Através das mudanças implantadas através da Lei n°13.467 de 13 de julho de 2017, a chamada “Reforma Trabalhista”, as férias também tiveram a sua forma de concessão alteradas, confira nesse post todas as mudanças e quais serão os benefícios para a você que é empresário ou para você que é empregado de uma empresa.

INTRODUÇÃO

Antes da mudanças implantadas pela Reforma Trabalhista, as férias eram concedidas de acordo com o artigo 134 da Consolidação de Leis Trabalhistas (CLT), o período de trabalho para a concessão não foi alterado, ou seja, o trabalhador precisa trabalhar no mínimo 12 meses, o que irá mudar será a forma de concessão.

Confira abaixo.

Concessão das Férias – Antes da Reforma Trabalhista

Antes da implantação da Reforma trabalhista a cada 12 meses trabalhados, o empregado adquire direito a usufruir, nos 12 meses subsequentes, um mês de férias.

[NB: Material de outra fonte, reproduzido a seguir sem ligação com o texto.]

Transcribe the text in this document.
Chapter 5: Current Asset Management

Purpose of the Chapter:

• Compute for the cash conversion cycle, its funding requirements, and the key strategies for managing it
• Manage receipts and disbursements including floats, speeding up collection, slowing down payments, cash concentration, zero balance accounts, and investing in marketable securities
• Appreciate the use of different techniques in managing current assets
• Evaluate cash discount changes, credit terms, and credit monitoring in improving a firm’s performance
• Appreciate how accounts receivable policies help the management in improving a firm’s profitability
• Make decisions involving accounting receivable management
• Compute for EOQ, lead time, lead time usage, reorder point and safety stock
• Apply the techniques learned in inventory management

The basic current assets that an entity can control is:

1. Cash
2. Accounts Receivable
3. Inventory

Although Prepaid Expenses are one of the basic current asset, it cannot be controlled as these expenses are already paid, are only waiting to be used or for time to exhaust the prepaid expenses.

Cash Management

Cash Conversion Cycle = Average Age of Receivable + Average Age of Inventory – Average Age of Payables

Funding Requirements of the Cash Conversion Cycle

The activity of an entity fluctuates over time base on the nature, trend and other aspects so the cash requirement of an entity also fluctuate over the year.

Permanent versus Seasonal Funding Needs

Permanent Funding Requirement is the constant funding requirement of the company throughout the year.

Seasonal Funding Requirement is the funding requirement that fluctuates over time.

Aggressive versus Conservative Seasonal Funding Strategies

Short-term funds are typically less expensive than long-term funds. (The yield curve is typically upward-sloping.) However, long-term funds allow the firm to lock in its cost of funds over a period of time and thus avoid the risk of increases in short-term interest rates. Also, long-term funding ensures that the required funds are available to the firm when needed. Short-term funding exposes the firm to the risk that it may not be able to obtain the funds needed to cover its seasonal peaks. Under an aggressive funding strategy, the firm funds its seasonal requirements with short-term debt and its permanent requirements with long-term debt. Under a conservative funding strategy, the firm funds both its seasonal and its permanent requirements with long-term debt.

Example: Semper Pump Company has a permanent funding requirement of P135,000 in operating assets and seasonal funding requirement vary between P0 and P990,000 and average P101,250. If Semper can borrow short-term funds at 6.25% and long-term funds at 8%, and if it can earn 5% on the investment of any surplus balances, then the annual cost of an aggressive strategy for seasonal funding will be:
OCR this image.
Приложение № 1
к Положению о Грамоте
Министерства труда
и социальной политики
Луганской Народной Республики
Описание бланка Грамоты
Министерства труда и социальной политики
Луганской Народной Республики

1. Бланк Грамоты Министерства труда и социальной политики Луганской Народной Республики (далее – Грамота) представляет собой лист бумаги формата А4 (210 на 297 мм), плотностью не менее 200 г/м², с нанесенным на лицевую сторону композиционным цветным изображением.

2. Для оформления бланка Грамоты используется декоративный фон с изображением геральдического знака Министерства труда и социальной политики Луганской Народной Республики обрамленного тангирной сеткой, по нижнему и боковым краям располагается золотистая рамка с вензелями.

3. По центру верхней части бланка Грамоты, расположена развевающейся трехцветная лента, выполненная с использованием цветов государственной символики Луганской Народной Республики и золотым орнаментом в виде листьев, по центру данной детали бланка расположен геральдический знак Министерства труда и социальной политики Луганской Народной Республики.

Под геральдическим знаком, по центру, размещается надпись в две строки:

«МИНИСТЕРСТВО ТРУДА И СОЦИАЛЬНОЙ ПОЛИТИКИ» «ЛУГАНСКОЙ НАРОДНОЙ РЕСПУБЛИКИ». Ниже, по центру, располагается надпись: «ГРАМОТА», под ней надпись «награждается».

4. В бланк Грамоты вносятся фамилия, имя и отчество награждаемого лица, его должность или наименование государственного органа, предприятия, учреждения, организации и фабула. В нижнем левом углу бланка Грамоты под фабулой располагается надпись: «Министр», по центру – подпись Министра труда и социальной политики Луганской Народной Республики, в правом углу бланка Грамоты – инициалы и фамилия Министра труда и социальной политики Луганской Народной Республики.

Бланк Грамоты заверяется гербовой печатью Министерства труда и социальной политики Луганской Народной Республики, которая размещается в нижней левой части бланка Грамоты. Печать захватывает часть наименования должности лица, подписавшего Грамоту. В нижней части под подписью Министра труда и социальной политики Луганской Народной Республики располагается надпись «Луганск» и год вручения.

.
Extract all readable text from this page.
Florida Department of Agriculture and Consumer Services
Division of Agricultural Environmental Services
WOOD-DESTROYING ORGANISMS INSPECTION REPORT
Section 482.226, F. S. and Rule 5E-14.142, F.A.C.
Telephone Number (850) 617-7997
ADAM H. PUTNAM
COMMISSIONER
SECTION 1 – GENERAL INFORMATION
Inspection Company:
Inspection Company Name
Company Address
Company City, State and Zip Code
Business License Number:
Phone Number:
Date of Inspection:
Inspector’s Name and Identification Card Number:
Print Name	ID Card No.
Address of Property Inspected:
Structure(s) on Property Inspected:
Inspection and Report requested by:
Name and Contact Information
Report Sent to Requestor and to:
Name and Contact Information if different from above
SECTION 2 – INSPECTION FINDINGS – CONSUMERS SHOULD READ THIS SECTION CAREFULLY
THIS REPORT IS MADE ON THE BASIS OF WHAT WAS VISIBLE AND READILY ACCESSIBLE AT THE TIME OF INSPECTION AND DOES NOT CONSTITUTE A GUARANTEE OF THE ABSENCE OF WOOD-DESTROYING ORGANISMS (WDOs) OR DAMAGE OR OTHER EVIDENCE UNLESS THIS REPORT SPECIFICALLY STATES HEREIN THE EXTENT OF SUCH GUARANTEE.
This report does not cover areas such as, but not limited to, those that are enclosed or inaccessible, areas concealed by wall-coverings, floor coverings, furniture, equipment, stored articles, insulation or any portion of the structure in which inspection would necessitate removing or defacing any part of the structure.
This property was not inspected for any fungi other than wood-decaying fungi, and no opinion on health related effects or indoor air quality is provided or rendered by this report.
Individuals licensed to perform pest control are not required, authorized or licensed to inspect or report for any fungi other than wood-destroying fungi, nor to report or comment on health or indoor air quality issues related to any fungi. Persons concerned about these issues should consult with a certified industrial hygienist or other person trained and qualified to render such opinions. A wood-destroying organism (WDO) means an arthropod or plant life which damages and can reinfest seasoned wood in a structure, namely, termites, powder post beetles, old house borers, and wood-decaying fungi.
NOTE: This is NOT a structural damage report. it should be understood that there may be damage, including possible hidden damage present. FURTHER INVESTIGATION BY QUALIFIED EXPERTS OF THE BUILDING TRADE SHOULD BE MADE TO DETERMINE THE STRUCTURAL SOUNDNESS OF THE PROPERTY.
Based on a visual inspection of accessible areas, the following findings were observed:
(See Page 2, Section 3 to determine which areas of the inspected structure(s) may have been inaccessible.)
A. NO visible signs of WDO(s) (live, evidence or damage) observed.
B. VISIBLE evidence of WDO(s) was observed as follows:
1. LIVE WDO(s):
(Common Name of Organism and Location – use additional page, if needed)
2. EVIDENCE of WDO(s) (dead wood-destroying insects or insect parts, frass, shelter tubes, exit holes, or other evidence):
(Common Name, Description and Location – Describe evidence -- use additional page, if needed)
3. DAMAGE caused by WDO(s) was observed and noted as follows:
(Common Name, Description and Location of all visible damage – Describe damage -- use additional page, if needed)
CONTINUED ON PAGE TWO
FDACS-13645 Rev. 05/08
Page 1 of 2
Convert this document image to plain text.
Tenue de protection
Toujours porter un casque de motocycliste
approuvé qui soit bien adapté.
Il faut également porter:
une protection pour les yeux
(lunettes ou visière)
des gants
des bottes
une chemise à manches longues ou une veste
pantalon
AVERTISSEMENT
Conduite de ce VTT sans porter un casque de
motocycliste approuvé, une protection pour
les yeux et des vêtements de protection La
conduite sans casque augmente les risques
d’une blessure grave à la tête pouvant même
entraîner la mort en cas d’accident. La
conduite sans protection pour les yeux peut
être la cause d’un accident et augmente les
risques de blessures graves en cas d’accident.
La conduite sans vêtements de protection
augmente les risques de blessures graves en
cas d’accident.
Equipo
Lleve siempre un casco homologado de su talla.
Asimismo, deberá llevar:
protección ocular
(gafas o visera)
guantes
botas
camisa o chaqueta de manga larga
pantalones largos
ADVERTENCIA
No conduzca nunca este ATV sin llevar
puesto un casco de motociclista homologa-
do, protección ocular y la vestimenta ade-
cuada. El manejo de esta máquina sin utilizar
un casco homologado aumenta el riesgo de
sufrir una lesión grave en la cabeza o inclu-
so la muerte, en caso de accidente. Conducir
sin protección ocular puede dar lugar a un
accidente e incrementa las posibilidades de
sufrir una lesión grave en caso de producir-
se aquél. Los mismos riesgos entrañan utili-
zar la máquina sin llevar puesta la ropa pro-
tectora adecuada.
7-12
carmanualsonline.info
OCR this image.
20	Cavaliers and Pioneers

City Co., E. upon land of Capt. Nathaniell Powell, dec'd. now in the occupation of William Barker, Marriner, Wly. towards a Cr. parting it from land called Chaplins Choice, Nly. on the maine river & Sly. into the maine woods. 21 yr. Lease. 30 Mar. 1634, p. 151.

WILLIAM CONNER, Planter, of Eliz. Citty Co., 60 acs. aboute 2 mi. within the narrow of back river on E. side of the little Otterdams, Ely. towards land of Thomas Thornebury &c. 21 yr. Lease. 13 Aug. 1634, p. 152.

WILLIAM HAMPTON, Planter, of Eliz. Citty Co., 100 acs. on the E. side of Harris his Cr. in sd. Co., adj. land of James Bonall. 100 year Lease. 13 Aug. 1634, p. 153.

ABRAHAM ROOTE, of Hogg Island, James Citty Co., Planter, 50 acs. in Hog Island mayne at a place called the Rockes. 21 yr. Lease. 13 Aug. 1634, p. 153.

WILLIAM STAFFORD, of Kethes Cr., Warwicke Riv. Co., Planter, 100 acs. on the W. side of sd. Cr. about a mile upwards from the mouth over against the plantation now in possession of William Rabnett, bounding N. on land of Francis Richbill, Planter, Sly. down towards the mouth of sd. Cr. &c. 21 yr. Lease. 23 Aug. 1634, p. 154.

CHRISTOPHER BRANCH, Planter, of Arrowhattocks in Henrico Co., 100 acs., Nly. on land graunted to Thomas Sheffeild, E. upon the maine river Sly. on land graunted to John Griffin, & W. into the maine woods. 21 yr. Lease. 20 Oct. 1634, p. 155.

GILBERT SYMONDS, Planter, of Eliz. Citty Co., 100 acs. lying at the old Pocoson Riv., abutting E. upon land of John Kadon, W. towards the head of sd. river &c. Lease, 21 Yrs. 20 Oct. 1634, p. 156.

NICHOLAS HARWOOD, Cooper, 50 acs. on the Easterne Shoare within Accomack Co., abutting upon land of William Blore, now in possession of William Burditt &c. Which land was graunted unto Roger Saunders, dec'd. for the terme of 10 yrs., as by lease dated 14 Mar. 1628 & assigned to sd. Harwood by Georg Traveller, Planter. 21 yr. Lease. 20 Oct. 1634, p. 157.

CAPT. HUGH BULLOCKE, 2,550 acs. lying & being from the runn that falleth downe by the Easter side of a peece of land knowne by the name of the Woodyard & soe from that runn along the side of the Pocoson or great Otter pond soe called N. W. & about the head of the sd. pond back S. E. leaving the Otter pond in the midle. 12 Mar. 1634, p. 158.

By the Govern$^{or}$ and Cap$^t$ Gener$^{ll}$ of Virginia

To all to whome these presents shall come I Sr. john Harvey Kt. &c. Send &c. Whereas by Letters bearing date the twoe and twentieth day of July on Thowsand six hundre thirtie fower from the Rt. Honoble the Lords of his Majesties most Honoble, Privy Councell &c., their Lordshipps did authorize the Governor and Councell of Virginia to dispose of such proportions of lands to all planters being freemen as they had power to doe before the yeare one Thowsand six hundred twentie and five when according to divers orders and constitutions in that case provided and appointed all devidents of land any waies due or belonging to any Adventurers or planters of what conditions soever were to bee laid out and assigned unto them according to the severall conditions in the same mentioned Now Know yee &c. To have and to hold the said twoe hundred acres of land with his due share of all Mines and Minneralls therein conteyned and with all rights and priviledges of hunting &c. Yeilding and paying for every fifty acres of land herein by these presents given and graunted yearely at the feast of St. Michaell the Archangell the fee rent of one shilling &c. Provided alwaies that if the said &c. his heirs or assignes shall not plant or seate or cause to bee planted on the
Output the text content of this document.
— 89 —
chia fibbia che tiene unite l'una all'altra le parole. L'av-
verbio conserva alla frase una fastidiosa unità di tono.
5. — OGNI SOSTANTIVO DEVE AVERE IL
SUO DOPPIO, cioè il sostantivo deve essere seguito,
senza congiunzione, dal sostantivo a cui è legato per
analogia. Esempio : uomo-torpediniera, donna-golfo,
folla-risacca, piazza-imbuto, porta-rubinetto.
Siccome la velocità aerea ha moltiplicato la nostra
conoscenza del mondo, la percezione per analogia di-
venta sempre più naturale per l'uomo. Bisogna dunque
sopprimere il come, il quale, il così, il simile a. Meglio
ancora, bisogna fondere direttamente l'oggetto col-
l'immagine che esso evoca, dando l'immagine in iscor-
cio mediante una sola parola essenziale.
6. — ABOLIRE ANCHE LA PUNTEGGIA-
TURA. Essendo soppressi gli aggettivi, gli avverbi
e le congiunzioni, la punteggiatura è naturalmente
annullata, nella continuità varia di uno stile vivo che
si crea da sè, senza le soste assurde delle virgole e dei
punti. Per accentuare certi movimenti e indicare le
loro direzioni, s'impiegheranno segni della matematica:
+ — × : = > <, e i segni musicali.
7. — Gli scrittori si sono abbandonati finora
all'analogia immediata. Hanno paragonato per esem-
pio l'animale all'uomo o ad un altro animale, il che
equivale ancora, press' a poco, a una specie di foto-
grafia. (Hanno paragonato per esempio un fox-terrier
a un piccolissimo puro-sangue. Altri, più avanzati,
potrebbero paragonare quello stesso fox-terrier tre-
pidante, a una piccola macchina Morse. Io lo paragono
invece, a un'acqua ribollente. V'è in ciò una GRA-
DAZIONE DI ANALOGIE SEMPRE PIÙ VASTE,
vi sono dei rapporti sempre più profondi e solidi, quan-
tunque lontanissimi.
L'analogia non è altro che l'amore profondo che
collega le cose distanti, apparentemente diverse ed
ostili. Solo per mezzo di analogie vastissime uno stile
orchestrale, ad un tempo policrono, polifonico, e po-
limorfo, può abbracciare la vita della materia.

O fracionamento era permitido para casos excepcionais e poderia ser dividida em dois períodos, sendo que nenhum poderia ser inferior a 10 dias.

Havia também a obrigatoriedade para as pessoas menores de 18 anos e maiores de 50 anos usufruíssem o período de férias integrais, sem a possibilidade de fracionamento.

A respeito da possibilidade de converter parte das período em abono pecuniário, ou seja, a “venda” de 10 dias de férias, com o obrigatório descanso dos 20 dias restantes.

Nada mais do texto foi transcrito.